Companies face tougher enforcement of laws targeting corporate wrongdoingReprints
Companies face more stringent enforcement of laws that target corporate wrongdoing, ranging from the Dodd-Frank Wall Street Reform and Consumer Protection Act to the Foreign Corrupt Practices Act, as well as new regulatory tools — including one dubbed RoboCop.
While regulatory risk is perennial, a relatively new source of regulatory scrutiny is the U.S. Securities and Exchange Commission scaling up its Financial Reporting and Audit Task Force dedicated to detecting fraudulent or improper financial reporting.
The task force last year introduced a computer program known as the accounting quality model, which the media dubbed RoboCop for its automated examination of financial filings.
“There is a concern because there is now heightened scrutiny over financial filings,” said Brenda Shelly, New York-based U.S. directors and officers liability product at Marsh L.L.C.
One of greatest uncertainties regarding the task force is its reliance on the accounting program, she said.
“Things that are anomalies in accounting practices are now pulled out by the system, reviewed by an attorney and sent to a regulator as appropriate,” Ms. Shelly said, adding uncertainty remains about the parameters the accounting program will rely on to identify wrongdoing. “Does everybody's data get pulled? What constitutes a red flag? We don't know yet.”
A similar sense of regulatory urgency surrounds the U.S. Department of Justice's enforcement of the FCPA, said Kevin LaCroix, an attorney and executive vice president at RT ProExec, a division of R-T Specialty L.L.C., in Beachwood, Ohio.
“A trend that we saw in 2014 that I think we are going to see a lot more of in 2015 is FCPA investigations,” Mr. LaCroix said.
Indeed, companies including Avon Products Inc. and Alcoa World Alumina L.L.C., a unit of Alcoa Inc., pleaded guilty to charges of bribing foreign officials in 2014.
What's more, Mr. LaCroix said regulators in other countries also are taking a close look at the issue of bribery by multinational corporations, citing the recent $500 million fine and suspended prison sentences of executives of U.K. drug giant GlaxoSmithKline P.L.C. by Chinese officials.
“It's not just U.S regulators — you'll see Brazilians, Chinese and Canadian and U.K. regulators looking at this closely,” he said. “So companies need to know that their biggest regulatory risk can come from outside the country.”
“The trend of global harmonization of regulations does create implications for boards in terms of how they manage their companies' activities and protocols overseas,” Ms. Shelly said.

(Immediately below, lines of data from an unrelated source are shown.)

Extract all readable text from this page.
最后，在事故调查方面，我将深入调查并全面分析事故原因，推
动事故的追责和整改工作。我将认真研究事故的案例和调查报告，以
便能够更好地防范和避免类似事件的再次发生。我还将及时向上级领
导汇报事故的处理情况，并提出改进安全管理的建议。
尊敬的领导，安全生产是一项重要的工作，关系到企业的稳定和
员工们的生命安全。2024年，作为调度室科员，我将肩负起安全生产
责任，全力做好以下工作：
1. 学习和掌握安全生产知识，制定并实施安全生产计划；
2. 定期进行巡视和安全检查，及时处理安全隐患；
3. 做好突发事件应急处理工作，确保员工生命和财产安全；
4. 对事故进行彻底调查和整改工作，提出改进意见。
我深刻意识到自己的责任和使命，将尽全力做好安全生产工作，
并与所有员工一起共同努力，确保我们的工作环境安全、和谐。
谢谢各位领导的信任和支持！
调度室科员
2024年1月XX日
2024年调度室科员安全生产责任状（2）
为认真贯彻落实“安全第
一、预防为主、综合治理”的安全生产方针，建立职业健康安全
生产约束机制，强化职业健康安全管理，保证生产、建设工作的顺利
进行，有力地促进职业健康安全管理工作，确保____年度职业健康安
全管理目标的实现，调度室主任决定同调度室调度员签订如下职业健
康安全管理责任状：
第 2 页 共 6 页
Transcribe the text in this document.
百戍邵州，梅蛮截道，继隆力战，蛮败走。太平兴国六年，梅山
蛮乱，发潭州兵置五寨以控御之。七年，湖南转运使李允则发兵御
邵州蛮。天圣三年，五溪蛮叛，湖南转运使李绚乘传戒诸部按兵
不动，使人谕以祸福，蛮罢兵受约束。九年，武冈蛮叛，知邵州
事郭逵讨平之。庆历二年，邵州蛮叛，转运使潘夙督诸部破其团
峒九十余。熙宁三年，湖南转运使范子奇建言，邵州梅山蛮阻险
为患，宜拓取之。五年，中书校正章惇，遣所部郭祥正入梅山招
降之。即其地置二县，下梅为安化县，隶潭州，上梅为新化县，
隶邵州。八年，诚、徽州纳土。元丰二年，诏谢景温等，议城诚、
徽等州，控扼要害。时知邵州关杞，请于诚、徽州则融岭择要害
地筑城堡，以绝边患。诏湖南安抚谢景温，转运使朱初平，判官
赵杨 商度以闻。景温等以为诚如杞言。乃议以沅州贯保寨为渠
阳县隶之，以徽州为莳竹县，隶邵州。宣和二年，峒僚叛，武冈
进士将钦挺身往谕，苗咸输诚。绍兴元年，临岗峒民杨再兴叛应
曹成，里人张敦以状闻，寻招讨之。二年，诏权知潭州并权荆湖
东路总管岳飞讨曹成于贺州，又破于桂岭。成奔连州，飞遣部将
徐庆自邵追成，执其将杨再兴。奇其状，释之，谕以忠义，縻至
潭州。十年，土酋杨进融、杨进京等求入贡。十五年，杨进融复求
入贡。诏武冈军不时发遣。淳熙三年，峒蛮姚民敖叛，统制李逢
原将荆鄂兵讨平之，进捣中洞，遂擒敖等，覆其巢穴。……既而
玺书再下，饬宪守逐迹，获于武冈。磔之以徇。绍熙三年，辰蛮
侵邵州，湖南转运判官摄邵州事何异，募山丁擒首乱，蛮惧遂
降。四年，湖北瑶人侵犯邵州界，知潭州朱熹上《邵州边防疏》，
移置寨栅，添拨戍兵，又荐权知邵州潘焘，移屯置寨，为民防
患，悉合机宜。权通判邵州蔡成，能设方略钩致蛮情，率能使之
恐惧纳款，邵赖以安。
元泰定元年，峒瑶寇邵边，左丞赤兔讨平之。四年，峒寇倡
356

Closer to home, regulators are taking a closer look at how companies handle customer data and their own cyber exposures, said Zakia Phillips, executive vice president of the financial institutions group and North American practice co-leader at Willis North America Inc.
“I think it's cyber regulation that's really going to make a difference in 2015,” Ms. Phillips said, noting that state governments have taken the lead in imposing data security laws in the absence of a federal law.
For example, she said, “New York has come out with some really tough standards. Before, you would do some due diligence before you hired an outside technology vendor, but now New York is saying that you have to own that process.”
One federal agency looking to play a bigger role in regulating how companies protect consumers' personal data is the Federal Trade Commission.
Reed Rubinstein, Washington-based partner at Dinsmore & Shohl L.L.P., said the FTC is very interested in how companies safeguard consumer data, especially health care data.
“The FTC is going to aggressively wield its authority,” he said. “Data security for health care has historically been regulated by U.S. Department of Health and Human Services under the Health Insurance Portability and Accountability Act, but the FTC has decided that it can do what it wants regardless of what HIPAA mandates.”
Mr. LaCroix said companies need to be wary of regulatory investigations because “the dollars involved can be huge. Defense fees for civil litigation are often a couple hundred thousand dollars, but defense fees for a regulatory investigation can be millions of dollars.”
Many costs incurred due to regulatory investigations are not covered by traditional D&O insurance, Ms. Shelly said.
“We have seen many insurers come out with endorsements dealing with investigation defense costs, and several of those require additional premiums,” she said. “We have also seen three stand-alone products for corporate investigations for the corporation itself, but we haven't seen much uptake for those due to the construct and the cost.”
Mr. LaCroix said the terms and conditions common to stand-alone products — such as coinsurance, high retentions, significant premiums, restricted limits and vigorous underwriting — likely are limiting uptake. “Entity investigative costs is the readily identifiable type of coverage that a lot of companies assume they have but that carriers don't want to pick up,” he said. “It's an issue that the insurance industry has never really found a comfortable solution for.”